[EDITOR’S NOTE: This column by Earl Gipson is a view of SeaTac city government. It does not necessarily reflect the views of The SeaTac Blog nor its staff. We are seeking additional regular columnists to reflect opinions and views of SeaTac residents. Those interested can e-mail us at firstname.lastname@example.org.]
by Earl Gipson
Nothing much to be a wise acre about this time …(well maybe a little) but not to worry the SeaTac Council always comes thru for us. Here now is the news (from Tuesday’s Study Session and Council meeting).

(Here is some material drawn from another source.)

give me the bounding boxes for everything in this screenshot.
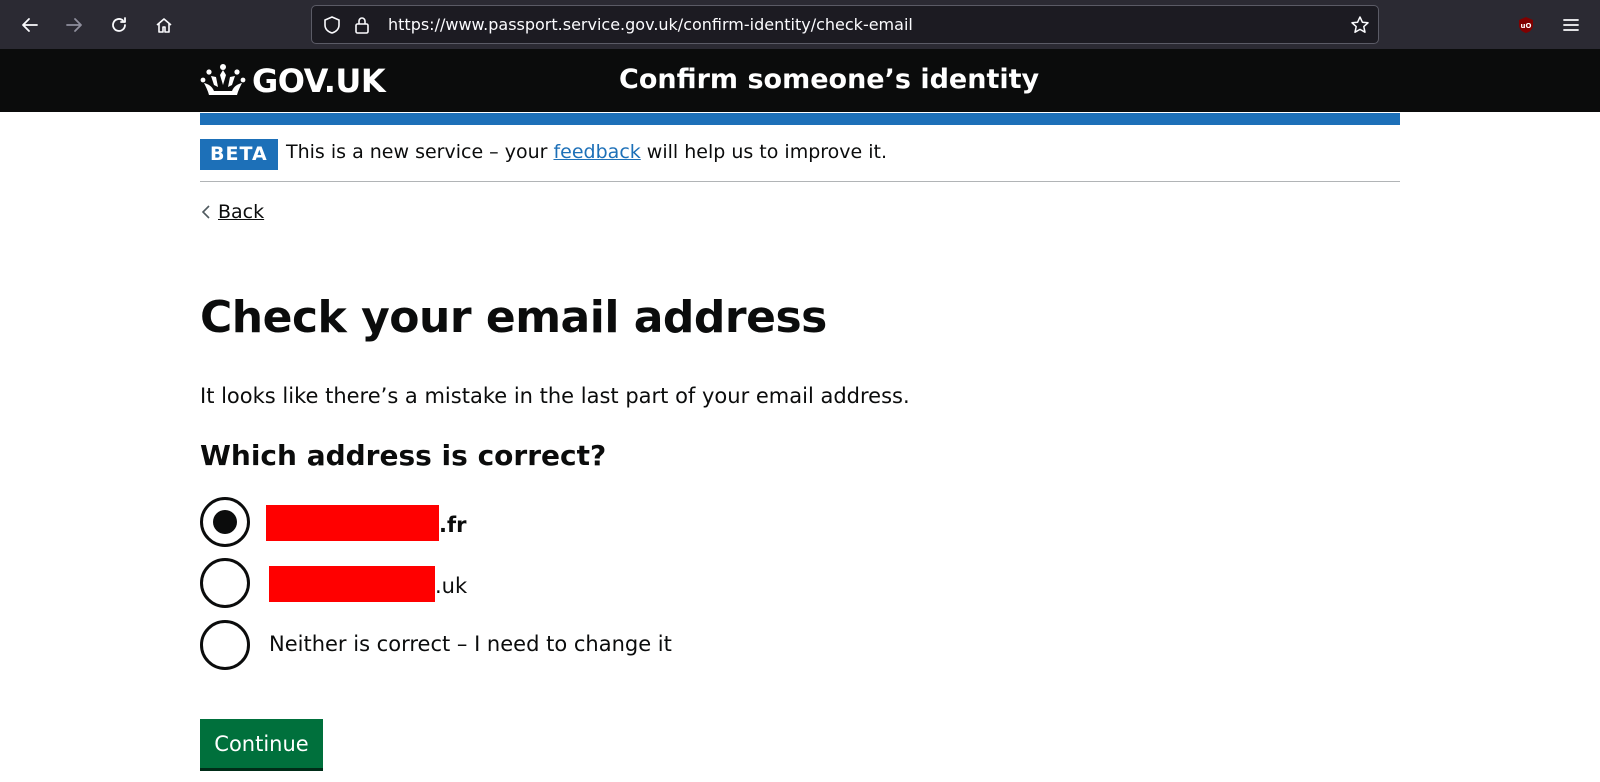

The City-owned lakefront property (commonly known as the Hughes Property) has received a Purchase and Sale Agreement from TMI Marriott. This was an unsolicited offer for ~ 5.5 million for ~ 2/3 of the property. The City retains the 1/3 on the waterfront with a connecting easement to Angle Lake Park. A 140 room “extended stay” hotel will be built on the front (west) two-thirds. The City has owned the property since 1997 (purchased for 2.8 million) so this represents an approximate Return on Investment of 4 percent plus the perks such as the majority of the property returning to the tax rolls, the retention of the waterfront and additional revenue from construction tax, Hotel/Motel tax (when operational). So far, so good.
The question will arise as I am bringing it up now is where the 5.5 million in proceeds will go. Since this was a capital investment it SHOULD go into Capital Funds, infrastructure, etc and not the General Fund for recurring costs. This allows the City to make needed improvements throughout the City, increasing value and producing yet more revenue. Putting all of it into the General Funding would be just flushing it (like we are with the lease revenue from SeaTac Center where we took from the Port ILA funds, meant for capital, and are not repaying it). This is my opinion based on experience and I would humbly ask for yours in the comments to this article or at a Council meeting.

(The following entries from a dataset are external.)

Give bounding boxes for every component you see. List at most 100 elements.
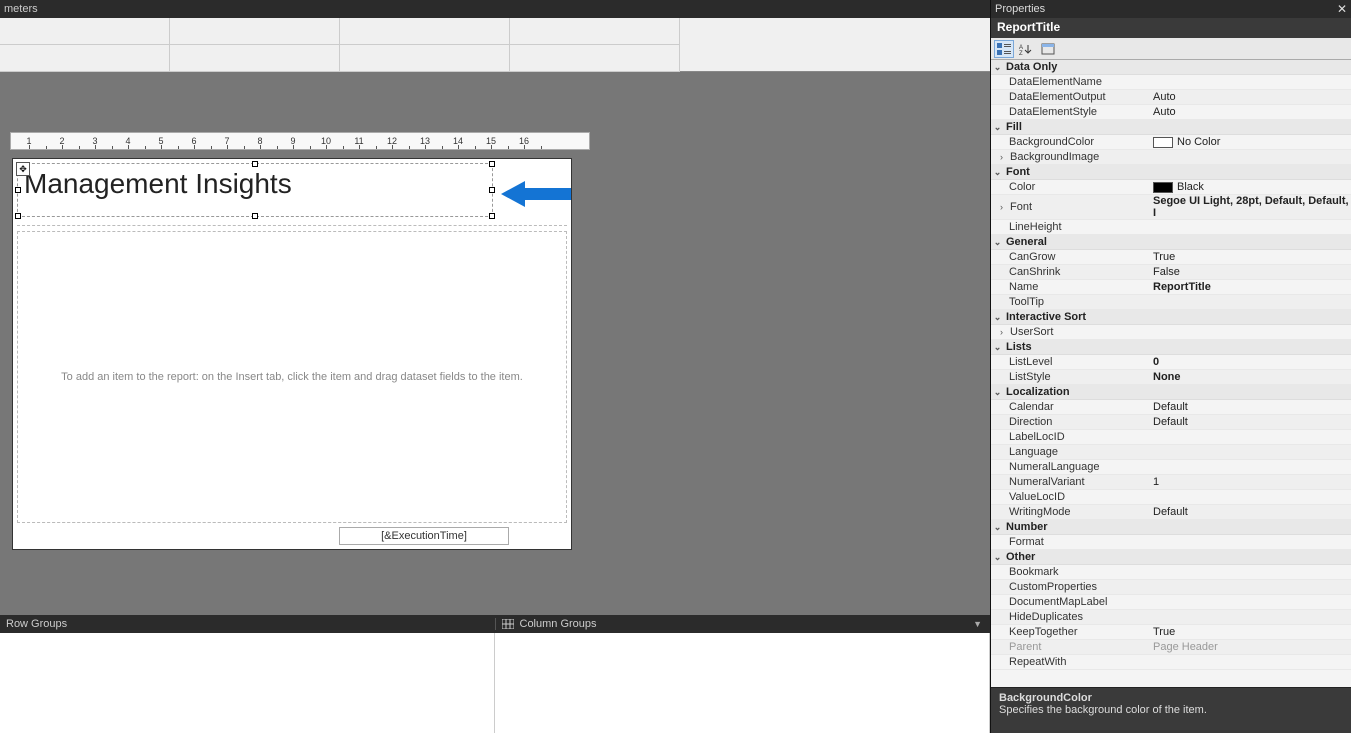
selection-handle[interactable] <box>489 161 495 167</box>
property-category[interactable]: ⌄Font <box>991 165 1351 180</box>
selection-handle[interactable] <box>15 213 21 219</box>
properties-grid[interactable]: ⌄Data OnlyDataElementNameDataElementOutp… <box>991 60 1351 687</box>
property-category[interactable]: ⌄Other <box>991 550 1351 565</box>
property-category[interactable]: ⌄Interactive Sort <box>991 310 1351 325</box>
property-value[interactable]: Segoe UI Light, 28pt, Default, Default, … <box>1149 195 1351 219</box>
property-row[interactable]: KeepTogetherTrue <box>991 625 1351 640</box>
property-row[interactable]: DocumentMapLabel <box>991 595 1351 610</box>
property-row[interactable]: HideDuplicates <box>991 610 1351 625</box>
chevron-right-icon[interactable]: › <box>997 153 1006 162</box>
property-category[interactable]: ⌄Lists <box>991 340 1351 355</box>
property-row[interactable]: DirectionDefault <box>991 415 1351 430</box>
property-row[interactable]: DataElementOutputAuto <box>991 90 1351 105</box>
properties-panel-header[interactable]: Properties ✕ <box>991 0 1351 18</box>
property-row[interactable]: Bookmark <box>991 565 1351 580</box>
selection-handle[interactable] <box>252 161 258 167</box>
chevron-down-icon[interactable]: ▼ <box>973 619 982 629</box>
param-cell[interactable] <box>340 18 510 45</box>
alphabetical-view-button[interactable]: AZ <box>1016 40 1036 58</box>
properties-object-name[interactable]: ReportTitle <box>991 18 1351 38</box>
column-groups-list[interactable] <box>495 633 990 733</box>
property-pages-button[interactable] <box>1038 40 1058 58</box>
property-row[interactable]: ColorBlack <box>991 180 1351 195</box>
property-row[interactable]: LineHeight <box>991 220 1351 235</box>
property-category[interactable]: ⌄Localization <box>991 385 1351 400</box>
chevron-right-icon[interactable]: › <box>997 203 1006 212</box>
property-value[interactable]: Page Header <box>1149 641 1351 653</box>
selection-handle[interactable] <box>252 213 258 219</box>
property-row[interactable]: LabelLocID <box>991 430 1351 445</box>
property-value[interactable]: True <box>1149 626 1351 638</box>
property-category[interactable]: ⌄Data Only <box>991 60 1351 75</box>
property-value[interactable]: Default <box>1149 506 1351 518</box>
property-row[interactable]: ListLevel0 <box>991 355 1351 370</box>
property-row[interactable]: CanShrinkFalse <box>991 265 1351 280</box>
property-value[interactable]: Default <box>1149 401 1351 413</box>
property-value[interactable]: 1 <box>1149 476 1351 488</box>
property-row[interactable]: CanGrowTrue <box>991 250 1351 265</box>
close-icon[interactable]: ✕ <box>1337 2 1347 16</box>
property-row[interactable]: Format <box>991 535 1351 550</box>
property-row[interactable]: CalendarDefault <box>991 400 1351 415</box>
property-row[interactable]: ›FontSegoe UI Light, 28pt, Default, Defa… <box>991 195 1351 220</box>
property-value[interactable]: Auto <box>1149 106 1351 118</box>
execution-time-textbox[interactable]: [&ExecutionTime] <box>339 527 509 545</box>
property-row[interactable]: DataElementName <box>991 75 1351 90</box>
property-row[interactable]: ListStyleNone <box>991 370 1351 385</box>
property-value[interactable]: True <box>1149 251 1351 263</box>
property-row[interactable]: DataElementStyleAuto <box>991 105 1351 120</box>
property-row[interactable]: NameReportTitle <box>991 280 1351 295</box>
property-row[interactable]: NumeralVariant1 <box>991 475 1351 490</box>
property-value[interactable]: Default <box>1149 416 1351 428</box>
property-row[interactable]: CustomProperties <box>991 580 1351 595</box>
selection-handle[interactable] <box>15 187 21 193</box>
row-groups-header[interactable]: Row Groups <box>0 618 495 630</box>
property-row[interactable]: ›BackgroundImage <box>991 150 1351 165</box>
property-row[interactable]: ValueLocID <box>991 490 1351 505</box>
property-value[interactable]: ReportTitle <box>1149 281 1351 293</box>
design-canvas-area[interactable]: 12345678910111213141516 ✥ Management Ins… <box>0 100 990 615</box>
chevron-down-icon[interactable]: ⌄ <box>993 63 1002 72</box>
param-cell[interactable] <box>170 18 340 45</box>
row-groups-list[interactable] <box>0 633 495 733</box>
report-body-area[interactable]: To add an item to the report: on the Ins… <box>17 231 567 523</box>
property-row[interactable]: ToolTip <box>991 295 1351 310</box>
chevron-down-icon[interactable]: ⌄ <box>993 343 1002 352</box>
selection-handle[interactable] <box>489 213 495 219</box>
param-cell[interactable] <box>340 45 510 72</box>
report-title-textbox[interactable]: ✥ Management Insights <box>17 163 493 217</box>
chevron-down-icon[interactable]: ⌄ <box>993 523 1002 532</box>
property-row[interactable]: WritingModeDefault <box>991 505 1351 520</box>
chevron-down-icon[interactable]: ⌄ <box>993 553 1002 562</box>
chevron-down-icon[interactable]: ⌄ <box>993 168 1002 177</box>
property-category[interactable]: ⌄Fill <box>991 120 1351 135</box>
move-handle-icon[interactable]: ✥ <box>16 162 30 176</box>
property-row[interactable]: BackgroundColorNo Color <box>991 135 1351 150</box>
parameters-strip[interactable] <box>0 18 990 72</box>
chevron-down-icon[interactable]: ⌄ <box>993 388 1002 397</box>
property-row[interactable]: Language <box>991 445 1351 460</box>
param-cell[interactable] <box>170 45 340 72</box>
chevron-down-icon[interactable]: ⌄ <box>993 313 1002 322</box>
property-category[interactable]: ⌄General <box>991 235 1351 250</box>
property-row[interactable]: NumeralLanguage <box>991 460 1351 475</box>
chevron-right-icon[interactable]: › <box>997 328 1006 337</box>
property-value[interactable]: False <box>1149 266 1351 278</box>
param-cell[interactable] <box>510 18 680 45</box>
param-cell[interactable] <box>0 18 170 45</box>
selection-handle[interactable] <box>489 187 495 193</box>
param-cell[interactable] <box>0 45 170 72</box>
property-category[interactable]: ⌄Number <box>991 520 1351 535</box>
property-row[interactable]: ParentPage Header <box>991 640 1351 655</box>
column-groups-header[interactable]: Column Groups ▼ <box>495 618 991 630</box>
property-value[interactable]: Auto <box>1149 91 1351 103</box>
report-canvas[interactable]: ✥ Management Insights <box>12 158 572 550</box>
property-value[interactable]: None <box>1149 371 1351 383</box>
report-title-text[interactable]: Management Insights <box>18 164 492 204</box>
chevron-down-icon[interactable]: ⌄ <box>993 123 1002 132</box>
property-value[interactable]: Black <box>1149 181 1351 193</box>
property-value[interactable]: 0 <box>1149 356 1351 368</box>
property-row[interactable]: ›UserSort <box>991 325 1351 340</box>
chevron-down-icon[interactable]: ⌄ <box>993 238 1002 247</box>
grouping-pane-body[interactable] <box>0 633 990 733</box>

On a less than “high” note the Council was cited for dragging their feet on the marijuana producers/processors ordinance (speakers-Goddess Foods and Citizen Janice Taylor). It was stated the other Cities took 3 weeks to 3 months to make a decision. We are scheduled to take 6 months before it is even considered. How is this business friendly? The revenue (~ 2 million annually from the proposals) will just go to other jurisdiction/s that have figured out that pot is now legal and there are tax dollars to be had. At the rate our Council is proceeding, we will have missed the boat, the train, the flight, and be sitting in the waiting rooms wondering how to buy a ticket when it is being waved in our Council’s faces.
Finally, in the Study Session the new Community Building Committee gave an update for their year’s worth of work. They got their mission statement done, communication guidelines established, and a contact list of Community organizations that have already been created. So basically nothing that couldn’t have been done in a week, and their “products” seem redundant to the Human Services Advisory Committee. As many Citizens already said, we told you so. Lots of stating the obvious, lots of meetings, and lots of nothing.